葛贤不疑有他,只道他礼数周全,便在旁帮着介绍起来:“几位嫂子,他是京城来的徐郎君。”
徐寄春逃跑那日,村中妇人皆在葛六家帮忙。
今日狭路相逢,几人见他相貌堂堂,全然不似凶恶之徒。其中一人不禁眼前一亮,掩口打趣道:“瞧瞧,京城来的郎君,到底是不一般!”
徐寄春双手拢在袖中,苦思如何接近那位蓝布裙女子。
摸着摸着,他竟摸到那盒曾博十八娘一笑的胭脂。
“在下在村中叨扰多日,于心有愧。”他自袖中取出胭脂,递到几位女子面前,“此乃京城时新的式样,正合嫂嫂们使用,还望勿要推辞。”
胭脂仅一盒,嫂嫂却有四位。
接近女子的机会稍纵即逝,十八娘与徐寄春左右张望找分装胭脂的物事,急得后背直冒汗。
僵持间,那位穿蓝布裙的女子主动站出来:“我家离此不远,不如去我家分胭脂?”
另外三位女子笑着应好,徐寄春看了一眼葛贤。
葛贤此刻已觉有异,但在场女子兴致盎然,他只得将催促的话咽回:“走吧,一起去。

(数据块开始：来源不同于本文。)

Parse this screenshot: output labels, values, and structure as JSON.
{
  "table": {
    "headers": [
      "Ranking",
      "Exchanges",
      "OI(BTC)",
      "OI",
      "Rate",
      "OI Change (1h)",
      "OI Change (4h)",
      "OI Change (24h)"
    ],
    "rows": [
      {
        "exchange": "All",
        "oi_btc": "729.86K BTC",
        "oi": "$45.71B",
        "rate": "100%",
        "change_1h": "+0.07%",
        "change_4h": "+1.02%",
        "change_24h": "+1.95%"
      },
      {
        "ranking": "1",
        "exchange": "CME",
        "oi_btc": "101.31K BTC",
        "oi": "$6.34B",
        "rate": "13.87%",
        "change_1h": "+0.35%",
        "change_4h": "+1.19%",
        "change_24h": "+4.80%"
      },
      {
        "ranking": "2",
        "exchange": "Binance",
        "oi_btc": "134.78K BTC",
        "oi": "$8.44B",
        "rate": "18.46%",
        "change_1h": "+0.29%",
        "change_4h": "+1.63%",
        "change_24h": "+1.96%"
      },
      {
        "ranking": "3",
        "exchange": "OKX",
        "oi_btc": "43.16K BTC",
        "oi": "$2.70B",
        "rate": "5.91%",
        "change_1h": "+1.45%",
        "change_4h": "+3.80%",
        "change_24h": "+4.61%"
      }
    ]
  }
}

”
女子名金娥,夫君常年在外行商。
她独自留守家中,操持家务,侍奉双目失明的舅姑。
一行人到了金娥家中,她麻利地端出一壶热茶,接着又从伙房翻出竹片和磨光的蛤蜊壳,递与徐寄春。
起初,葛贤陪着徐寄春在院中亮处分胭脂。
后来,四个女子借口有事想问,将他请进堂屋吃茶。
院门紧闭,横竖徐寄春逃不出去。
葛贤随四人进屋,独留徐寄春一人在外。
堂屋方向的笑声隐约可闻,徐寄春面上不动声色,手上动作不停。
不多时,金娥去而复返,手中多了一个小巧的空胭脂盒:“徐郎君,我的胭脂装进这里。”
徐寄春起身接过她递来的胭脂盒,借指尖捏住盒沿的动作倾身向前,声音压到极低,近乎耳语:“我知道,是你推的他。”
金娥面无表情:“是吗?”
徐寄春:“我无意沾染是非,只想出去。”
“你被他们盯上了,出不去。”金娥朝右前方扫了一眼。
“为何?”徐寄春心领神会,“他们”指的是葛家三父子。
“老法子不管用了……葛老头心心念念为儿子找个学识渊博的夫子,念叨几年了。”
原来如此,难怪葛听松百般阻挠他出村,原是想强留他做葛家兄弟俩的夫子,真是好一桩一本万利的生意!